BAMUM Portrait-masque souriant recouvert de cuir (Madiembi - Licence possible de membre de tribu)
Un masque de casque en bois sculpté très expressif, entièrement recouvert de cuir animal (peau de chèvre) sombre et tendu. Les yeux sont fortement cernés de kaolin blanc et la bouche est légèrement ouverte, de sorte que les dents blanches affichent un sourire clair et réaliste.

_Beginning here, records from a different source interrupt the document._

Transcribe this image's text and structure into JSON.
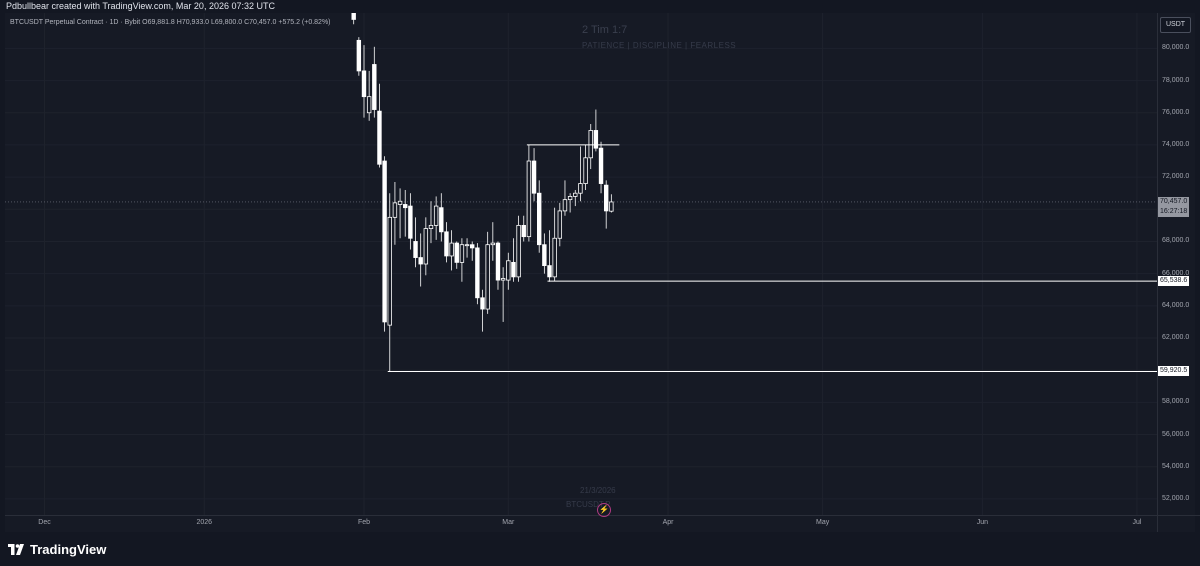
{
  "header": {
    "credit": "Pdbullbear created with TradingView.com, Mar 20, 2026 07:32 UTC"
  },
  "legend": {
    "symbol_line": "BTCUSDT Perpetual Contract · 1D · Bybit  O69,881.8  H70,933.0  L69,800.0  C70,457.0  +575.2 (+0.82%)"
  },
  "watermark": {
    "title": "2 Tim 1:7",
    "subtitle": "PATIENCE  |  DISCIPLINE  |  FEARLESS",
    "date": "21/3/2026",
    "symbol": "BTCUSDT.P"
  },
  "price_axis": {
    "currency": "USDT",
    "ticks": [
      "80,000.0",
      "78,000.0",
      "76,000.0",
      "74,000.0",
      "72,000.0",
      "70,000.0",
      "68,000.0",
      "66,000.0",
      "64,000.0",
      "62,000.0",
      "60,000.0",
      "58,000.0",
      "56,000.0",
      "54,000.0",
      "52,000.0"
    ],
    "last_price": "70,457.0",
    "countdown": "16:27:18",
    "level_labels": [
      "65,538.6",
      "59,920.5"
    ]
  },
  "time_axis": {
    "ticks": [
      "Dec",
      "2026",
      "Feb",
      "Mar",
      "Apr",
      "May",
      "Jun",
      "Jul"
    ]
  },
  "brand": {
    "logo_text": "TradingView"
  },
  "colors": {
    "background": "#161a25",
    "candle": "#ffffff",
    "level_line": "#ffffff"
  },
  "chart_data": {
    "type": "candlestick",
    "symbol": "BTCUSDT",
    "interval": "1D",
    "ylim": [
      51000,
      82200
    ],
    "last_close": 70457.0,
    "horizontal_levels": [
      74000,
      65538.6,
      59920.5
    ],
    "candles": [
      {
        "date": "2026-01-30",
        "o": 84500,
        "h": 84500,
        "l": 81500,
        "c": 81800
      },
      {
        "date": "2026-01-31",
        "o": 80500,
        "h": 80700,
        "l": 78300,
        "c": 78600
      },
      {
        "date": "2026-02-01",
        "o": 78600,
        "h": 80200,
        "l": 75700,
        "c": 77000
      },
      {
        "date": "2026-02-02",
        "o": 76000,
        "h": 78600,
        "l": 75500,
        "c": 77000
      },
      {
        "date": "2026-02-03",
        "o": 79000,
        "h": 80100,
        "l": 75700,
        "c": 76200
      },
      {
        "date": "2026-02-04",
        "o": 76100,
        "h": 77800,
        "l": 72600,
        "c": 72800
      },
      {
        "date": "2026-02-05",
        "o": 73000,
        "h": 73300,
        "l": 62400,
        "c": 63000
      },
      {
        "date": "2026-02-06",
        "o": 62800,
        "h": 71000,
        "l": 59920,
        "c": 69500
      },
      {
        "date": "2026-02-07",
        "o": 69500,
        "h": 71700,
        "l": 67800,
        "c": 70400
      },
      {
        "date": "2026-02-08",
        "o": 70300,
        "h": 71300,
        "l": 68200,
        "c": 70500
      },
      {
        "date": "2026-02-09",
        "o": 70300,
        "h": 71200,
        "l": 68300,
        "c": 70100
      },
      {
        "date": "2026-02-10",
        "o": 70200,
        "h": 71000,
        "l": 67500,
        "c": 68200
      },
      {
        "date": "2026-02-11",
        "o": 68000,
        "h": 69500,
        "l": 66400,
        "c": 67000
      },
      {
        "date": "2026-02-12",
        "o": 67000,
        "h": 68500,
        "l": 65200,
        "c": 66600
      },
      {
        "date": "2026-02-13",
        "o": 66600,
        "h": 69500,
        "l": 65900,
        "c": 68800
      },
      {
        "date": "2026-02-14",
        "o": 68800,
        "h": 70500,
        "l": 67900,
        "c": 69000
      },
      {
        "date": "2026-02-15",
        "o": 69000,
        "h": 70800,
        "l": 68100,
        "c": 70200
      },
      {
        "date": "2026-02-16",
        "o": 70100,
        "h": 71000,
        "l": 68000,
        "c": 68600
      },
      {
        "date": "2026-02-17",
        "o": 68600,
        "h": 69200,
        "l": 66700,
        "c": 67100
      },
      {
        "date": "2026-02-18",
        "o": 67100,
        "h": 68700,
        "l": 66200,
        "c": 67900
      },
      {
        "date": "2026-02-19",
        "o": 67900,
        "h": 68000,
        "l": 66300,
        "c": 66700
      },
      {
        "date": "2026-02-20",
        "o": 66700,
        "h": 68200,
        "l": 65500,
        "c": 67800
      },
      {
        "date": "2026-02-21",
        "o": 67800,
        "h": 68200,
        "l": 67000,
        "c": 67800
      },
      {
        "date": "2026-02-22",
        "o": 67800,
        "h": 68000,
        "l": 66800,
        "c": 67600
      },
      {
        "date": "2026-02-23",
        "o": 67600,
        "h": 67900,
        "l": 64100,
        "c": 64500
      },
      {
        "date": "2026-02-24",
        "o": 64500,
        "h": 65000,
        "l": 62400,
        "c": 63800
      },
      {
        "date": "2026-02-25",
        "o": 63800,
        "h": 68600,
        "l": 63500,
        "c": 67800
      },
      {
        "date": "2026-02-26",
        "o": 67800,
        "h": 69200,
        "l": 66800,
        "c": 67900
      },
      {
        "date": "2026-02-27",
        "o": 67900,
        "h": 68000,
        "l": 65000,
        "c": 65600
      },
      {
        "date": "2026-02-28",
        "o": 65600,
        "h": 66400,
        "l": 63000,
        "c": 65700
      },
      {
        "date": "2026-03-01",
        "o": 65600,
        "h": 67300,
        "l": 65000,
        "c": 66800
      },
      {
        "date": "2026-03-02",
        "o": 66700,
        "h": 68200,
        "l": 65500,
        "c": 65800
      },
      {
        "date": "2026-03-03",
        "o": 65800,
        "h": 69600,
        "l": 65500,
        "c": 69000
      },
      {
        "date": "2026-03-04",
        "o": 69000,
        "h": 69600,
        "l": 68000,
        "c": 68300
      },
      {
        "date": "2026-03-05",
        "o": 68300,
        "h": 74000,
        "l": 68000,
        "c": 73000
      },
      {
        "date": "2026-03-06",
        "o": 73000,
        "h": 73800,
        "l": 70500,
        "c": 71000
      },
      {
        "date": "2026-03-07",
        "o": 71000,
        "h": 71800,
        "l": 67300,
        "c": 67800
      },
      {
        "date": "2026-03-08",
        "o": 67800,
        "h": 68500,
        "l": 66000,
        "c": 66500
      },
      {
        "date": "2026-03-09",
        "o": 66500,
        "h": 68700,
        "l": 65500,
        "c": 65800
      },
      {
        "date": "2026-03-10",
        "o": 65800,
        "h": 70100,
        "l": 65538,
        "c": 68200
      },
      {
        "date": "2026-03-11",
        "o": 68200,
        "h": 70400,
        "l": 67700,
        "c": 69900
      },
      {
        "date": "2026-03-12",
        "o": 69900,
        "h": 71800,
        "l": 69600,
        "c": 70600
      },
      {
        "date": "2026-03-13",
        "o": 70600,
        "h": 71000,
        "l": 69800,
        "c": 70800
      },
      {
        "date": "2026-03-14",
        "o": 70800,
        "h": 71200,
        "l": 70200,
        "c": 71000
      },
      {
        "date": "2026-03-15",
        "o": 71000,
        "h": 73900,
        "l": 70500,
        "c": 71600
      },
      {
        "date": "2026-03-16",
        "o": 71600,
        "h": 74000,
        "l": 71200,
        "c": 73200
      },
      {
        "date": "2026-03-17",
        "o": 73200,
        "h": 75300,
        "l": 72500,
        "c": 74900
      },
      {
        "date": "2026-03-18",
        "o": 74900,
        "h": 76200,
        "l": 73600,
        "c": 73800
      },
      {
        "date": "2026-03-19",
        "o": 73800,
        "h": 74200,
        "l": 71000,
        "c": 71600
      },
      {
        "date": "2026-03-20",
        "o": 71500,
        "h": 71800,
        "l": 68800,
        "c": 69900
      },
      {
        "date": "2026-03-21",
        "o": 69881.8,
        "h": 70933.0,
        "l": 69800.0,
        "c": 70457.0
      }
    ]
  }
}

1. style esthétique et portraits recouverts de peau
Ce masque issu de la chefferie Madiembi utilise la technique sophistiquée et hyperréaliste de recouvrement de la peau typiquement associée à la région de Cross River (cf. 241+242 masques Kouoboum recouverts de peau + 277 figure de pouvoir Tam-Mayoh-Mabouo recouverte de cuir + 209 masque de prestige Mabouo). Comme l'indique explicitement Hornek, "le fait de recouvrir les masques de cuir, le plus souvent de peau de chèvre, confère aux traits du visage une note particulière" Lecture spécifique de Hornek : "Les yeux cerclés de kaolin et la bouche légèrement ouverte avec des dents blanches ainsi que les traits du visage carrément souriants confèrent au masque une vivacité naturelle"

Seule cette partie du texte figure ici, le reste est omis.